Traduit de l’anglais (États-Unis) par Sarah Dali.

.

Résumé

Alors, comment vous résumé cette merveilleuse lecture, cette merveilleuse histoire… je ne sais pas trop, mais je vais essayer !

L’histoire parle de Kell, un Antari ou Sorcier de sang. Kell a été adopté par la famille royale du Londres rouge. Car oui, en tant qu’Antari, Kell peut voyager entre les mondes, il y en a quatre, et chacun a son Londres, même si on ne sait pas trop pourquoi. Bref, Kell identifie les différents Londres par couleur, il y a donc le sien (rouge), le Londres Gris (le nôtre), le Blanc et enfin, le Londres Noir (qui a été réduit en cendre). Dans son Londres, il est considéré comme un prince, dans les autres, il est le messager de la famille royale (car seules les familles royales sont au courant pour les autres Londres).

Enfin bon, Kell vit dans sa petite routine avec la famille royale, dont son frère Rhy. Il ne quitte son monde que pour livrer un message.

Un seul autre Antari existe encore, Holland, du Londres Blanc.

Un jour, alors que Kell se retrouve dans un complot qu’il ne soupçonne pas, il rencontre Lila. Une voleuse de notre monde ordinaire et sans magie.

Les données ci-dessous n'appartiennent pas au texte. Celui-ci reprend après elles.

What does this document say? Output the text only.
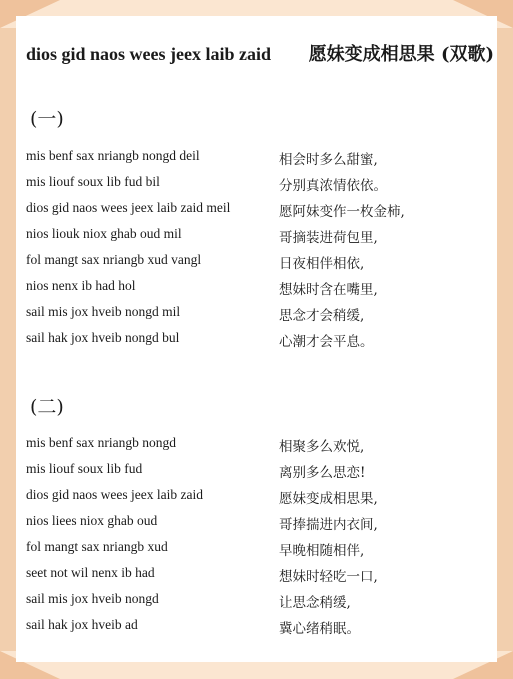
dios gid naos wees jeex laib zaid 愿妹变成相思果 (双歌)
(一)
mis benf sax nriangb nongd deil	相会时多么甜蜜,
mis liouf soux lib fud bil	分别真浓情依依。
dios gid naos wees jeex laib zaid meil	愿阿妹变作一枚金柿,
nios liouk niox ghab oud mil	哥摘装进荷包里,
fol mangt sax nriangb xud vangl	日夜相伴相依,
nios nenx ib had hol	想妹时含在嘴里,
sail mis jox hveib nongd mil	思念才会稍缓,
sail hak jox hveib nongd bul	心潮才会平息。
(二)
mis benf sax nriangb nongd	相聚多么欢悦,
mis liouf soux lib fud	离别多么思恋!
dios gid naos wees jeex laib zaid	愿妹变成相思果,
nios liees niox ghab oud	哥捧揣进内衣间,
fol mangt sax nriangb xud	早晚相随相伴,
seet not wil nenx ib had	想妹时轻吃一口,
sail mis jox hveib nongd	让思念稍缓,
sail hak jox hveib ad	冀心绪稍眠。
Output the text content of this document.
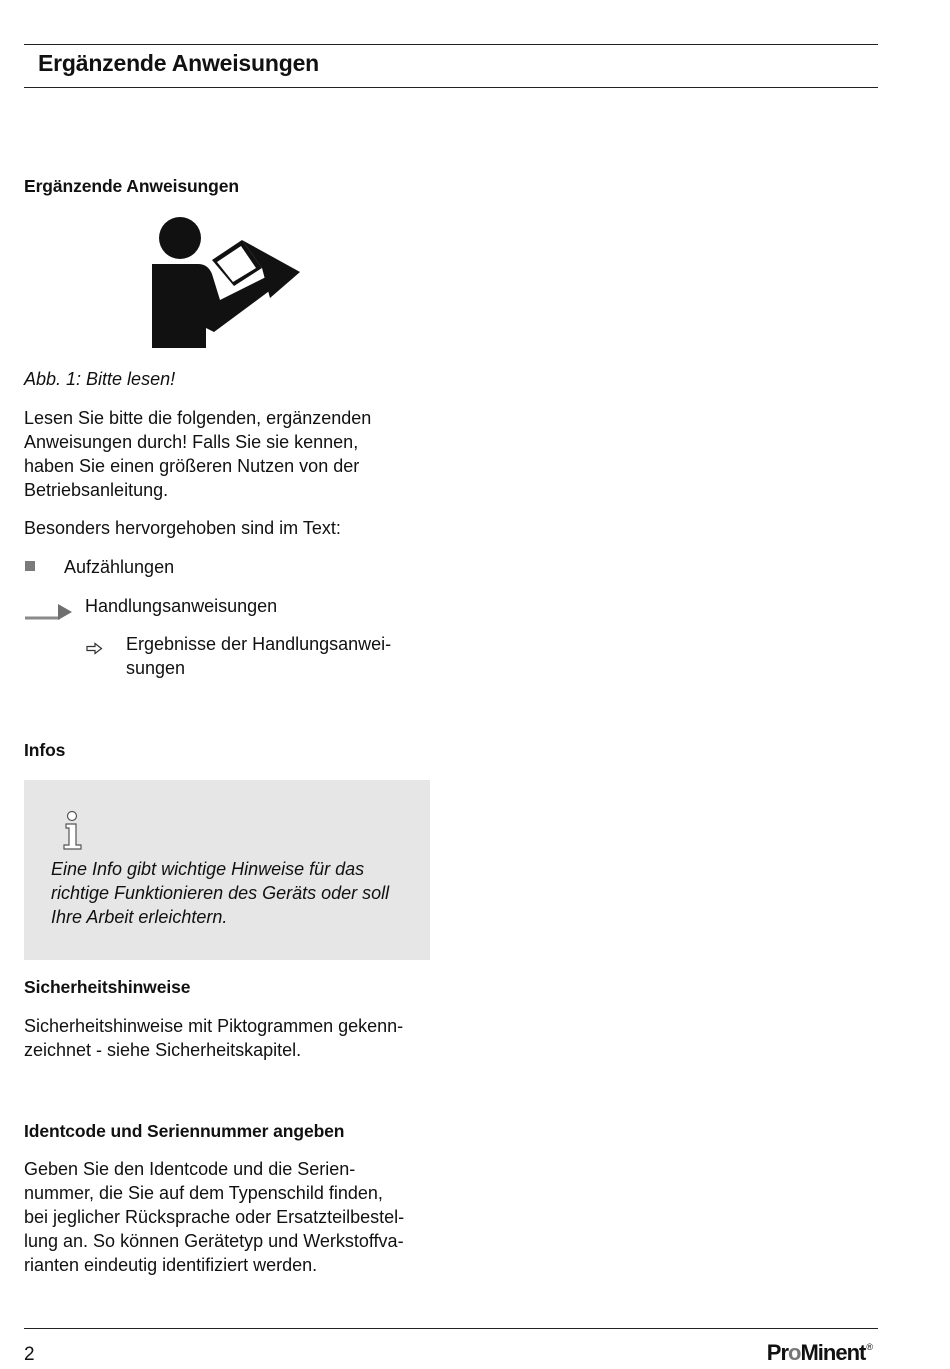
Ergänzende Anweisungen
Ergänzende Anweisungen

Abb. 1: Bitte lesen!

Lesen Sie bitte die folgenden, ergänzenden
Anweisungen durch! Falls Sie sie kennen,
haben Sie einen größeren Nutzen von der
Betriebsanleitung.

Besonders hervorgehoben sind im Text:

Aufzählungen

Handlungsanweisungen

Ergebnisse der Handlungsanwei-
sungen

Infos

Eine Info gibt wichtige Hinweise für das
richtige Funktionieren des Geräts oder soll
Ihre Arbeit erleichtern.

Sicherheitshinweise

Sicherheitshinweise mit Piktogrammen gekenn-
zeichnet - siehe Sicherheitskapitel.

Identcode und Seriennummer angeben

Geben Sie den Identcode und die Serien-
nummer, die Sie auf dem Typenschild finden,
bei jeglicher Rücksprache oder Ersatzteilbestel-
lung an. So können Gerätetyp und Werkstoffva-
rianten eindeutig identifiziert werden.

2	ProMinent®
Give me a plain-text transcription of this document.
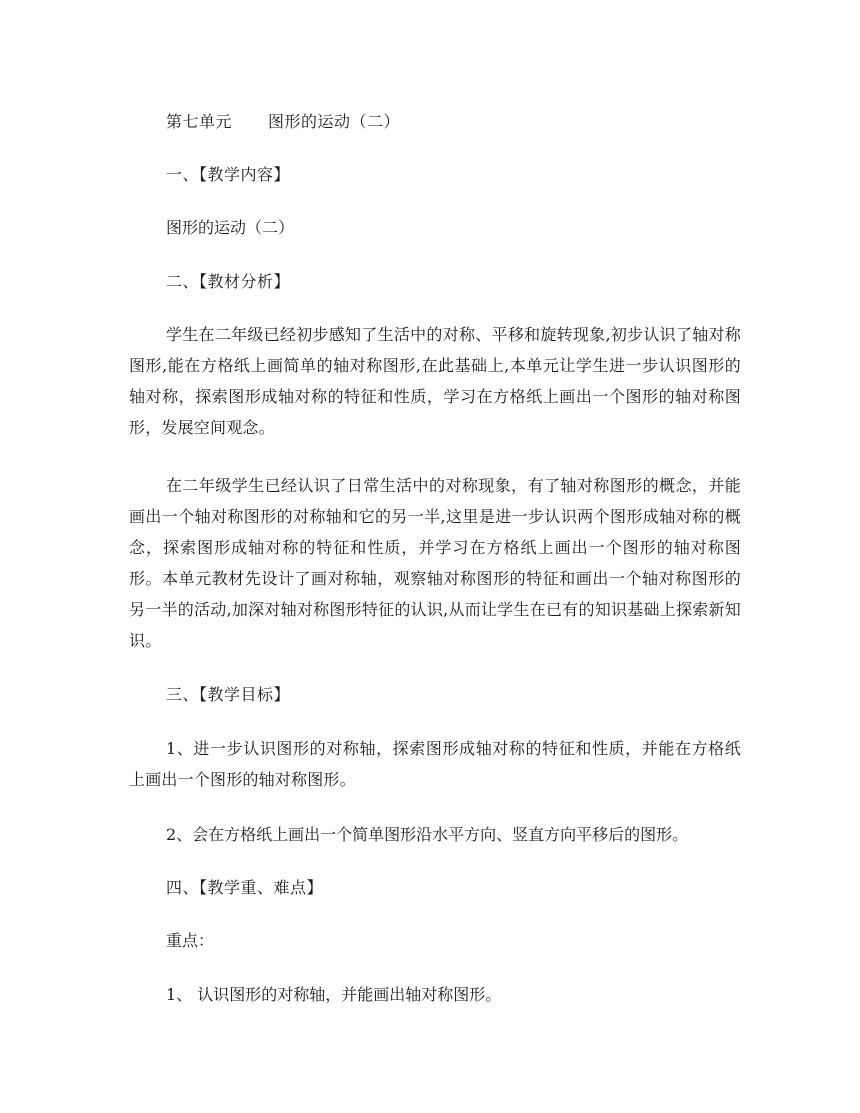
第七单元 图形的运动（二）

一、【教学内容】

图形的运动（二）

二、【教材分析】

学生在二年级已经初步感知了生活中的对称、平移和旋转现象,初步认识了轴对称图形,能在方格纸上画简单的轴对称图形,在此基础上,本单元让学生进一步认识图形的轴对称，探索图形成轴对称的特征和性质，学习在方格纸上画出一个图形的轴对称图形，发展空间观念。

在二年级学生已经认识了日常生活中的对称现象，有了轴对称图形的概念，并能画出一个轴对称图形的对称轴和它的另一半,这里是进一步认识两个图形成轴对称的概念，探索图形成轴对称的特征和性质，并学习在方格纸上画出一个图形的轴对称图形。本单元教材先设计了画对称轴，观察轴对称图形的特征和画出一个轴对称图形的另一半的活动,加深对轴对称图形特征的认识,从而让学生在已有的知识基础上探索新知识。

三、【教学目标】

1、进一步认识图形的对称轴，探索图形成轴对称的特征和性质，并能在方格纸上画出一个图形的轴对称图形。

2、会在方格纸上画出一个简单图形沿水平方向、竖直方向平移后的图形。

四、【教学重、难点】

重点：

1、 认识图形的对称轴，并能画出轴对称图形。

Lila réussi donc à obliger Kell a l’amené avec lui pour régler son énorme problème. Elle ne lui laisse tout bonnement pas le choix.

C’est là que leur magnifique aventure commence !

.

Mon avis sur ce roman

Proche du Coup de Coeur, ce roman m’a transporté dans, non pas un, mais trois autres univers, aussi différents et semblables qu’on peut l’être !

Alors, au début, j’étais un peu septique, le livre était lent et apporté beaucoup d’explication et peu d’action, mais heureuse, il y avait un petit côté humoristique qui m’a tenu en haleine et qui m’a fait m’attacher énormément aux personnages de l’histoire. Franchement, j’adore les personnages, en particulier Kell, Lila et Rhy !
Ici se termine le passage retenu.